The sound of a car pulling up had her mood lifting even while she knew she couldn’t face him. If she did it would make leaving hurt even more. Flicking the latch on the door she sunk to the floor to wait him out.
Knocking on the camper door Greg knew Helene was there, her scooter was mounted to its bracket on the back and all of her equipment had been packed away. He was just in time, she was ready to go.
“Helene please come out, I just want to talk to you before you leave.” Greg held his breath and waited.

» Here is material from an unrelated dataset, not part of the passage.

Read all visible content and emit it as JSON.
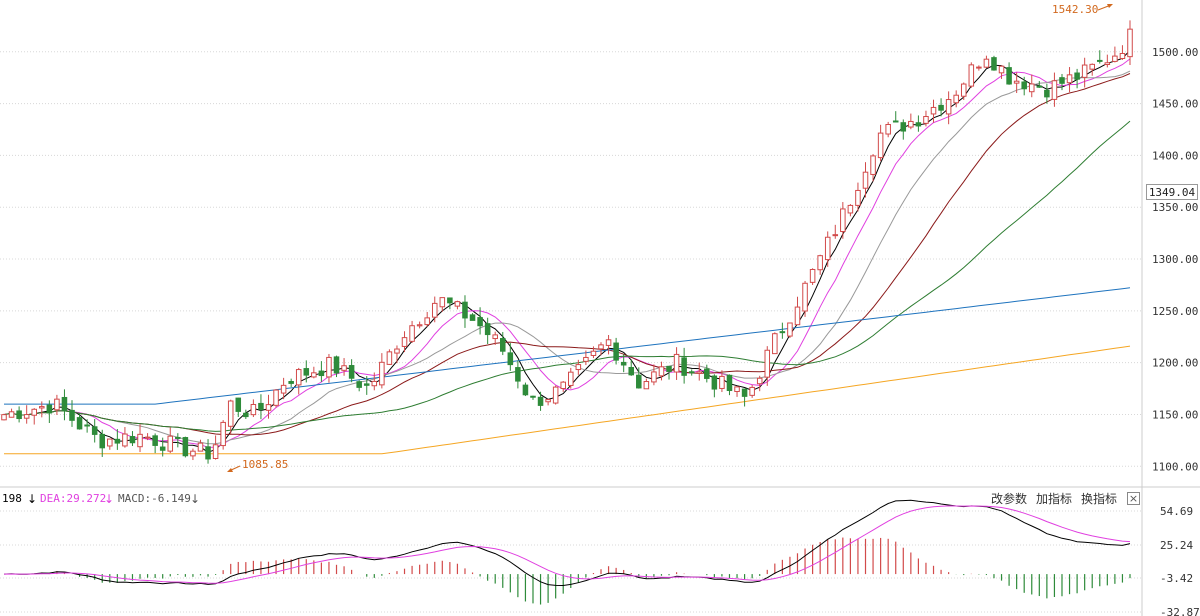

“Ok then I’ll talk and you can listen. I do understand. Everything you said, I underst
and. I want you to understand too, I don’t know how to be without you around anymore. My house is too big now because you’re not dancing around it or messing it up with your post-its, I miss those crazy coloured post-its. That house is the first real home I’ve ever had in my whole life. It is the roots I never had. I’ve been afraid that it wouldn’t be enough, that I wouldn’t be enough for someone else. So I made rules for myself to keep anyone from being disappointed in me and so I was never left alone because of where I came from. Until you……. You got into my house and under my skin and I want you to stay there. You made me realise my rules seem stupid now, my house is just walls and a roof it’s not the roots I thought it was. I can’t offer you happy families or any family but that’s ok. Neither of us has a family so we’re even. You have your own picket fence and I want to share it, you don’t need me to give you one. I get that my past is complicated and yours doesn’t exist but that’s ok. That’s life, it’s complicated, and it’s meant to be. We can work it out. We can be whatever we want. I’m not talking happily ever after, I don’t know if that exists but Frank and Kasey seem to think it does. I’m offering the winter. Please Cupcake, don’t go anywhere! Stay; Shack up with me! Stay the winter and then we’ll see, let’s just go one season at a time, no future, no past, just us.”

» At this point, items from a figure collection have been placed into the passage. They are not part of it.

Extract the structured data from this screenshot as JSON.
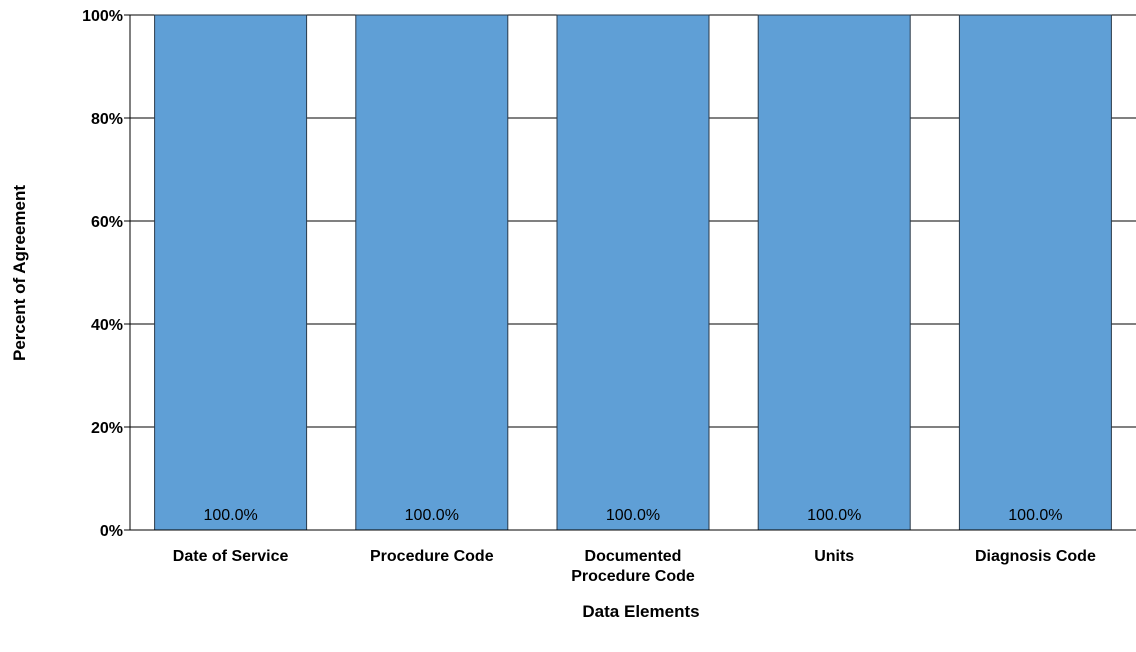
{
  "chart_data": {
    "type": "bar",
    "title": "",
    "xlabel": "Data Elements",
    "ylabel": "Percent of Agreement",
    "categories": [
      [
        "Date of Service"
      ],
      [
        "Procedure Code"
      ],
      [
        "Documented",
        "Procedure Code"
      ],
      [
        "Units"
      ],
      [
        "Diagnosis Code"
      ]
    ],
    "values": [
      100.0,
      100.0,
      100.0,
      100.0,
      100.0
    ],
    "value_labels": [
      "100.0%",
      "100.0%",
      "100.0%",
      "100.0%",
      "100.0%"
    ],
    "ylim": [
      0,
      100
    ],
    "yticks": [
      0,
      20,
      40,
      60,
      80,
      100
    ],
    "ytick_labels": [
      "0%",
      "20%",
      "40%",
      "60%",
      "80%",
      "100%"
    ],
    "grid": true,
    "legend": "none",
    "colors": {
      "bar_fill": "#5f9fd6",
      "bar_stroke": "#2a3a4a",
      "grid": "#000000",
      "axis": "#000000"
    }
  }
}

Greg rested his head on the door that remained shut between them, there was nothing left to be said. Placing his gift on the step he turned and drove away. Where they went from here was all up to Helene.
# # # # #
Tears ran freely down Helene’s face as she heard Greg’s truck pull away. Struggling to catch her breath she unlatched the door as the sound of his car faded away down the mountain. Swinging the door open Helene was about to step down when a small colourful shape sitting on the step caught her eye. Picking it up Helene gasped; there in her hand was a small replica of her camper. Perfectly carved from wood the palm-sized camper was painted as if it had been shot by a paintball gun, a tiny white picket fence decorated the front side panel. Attached to the roof was an addition missing on the real thing. A tiny pink frosted cupcake with a silver metal key mounted in a slot like a cherry on top.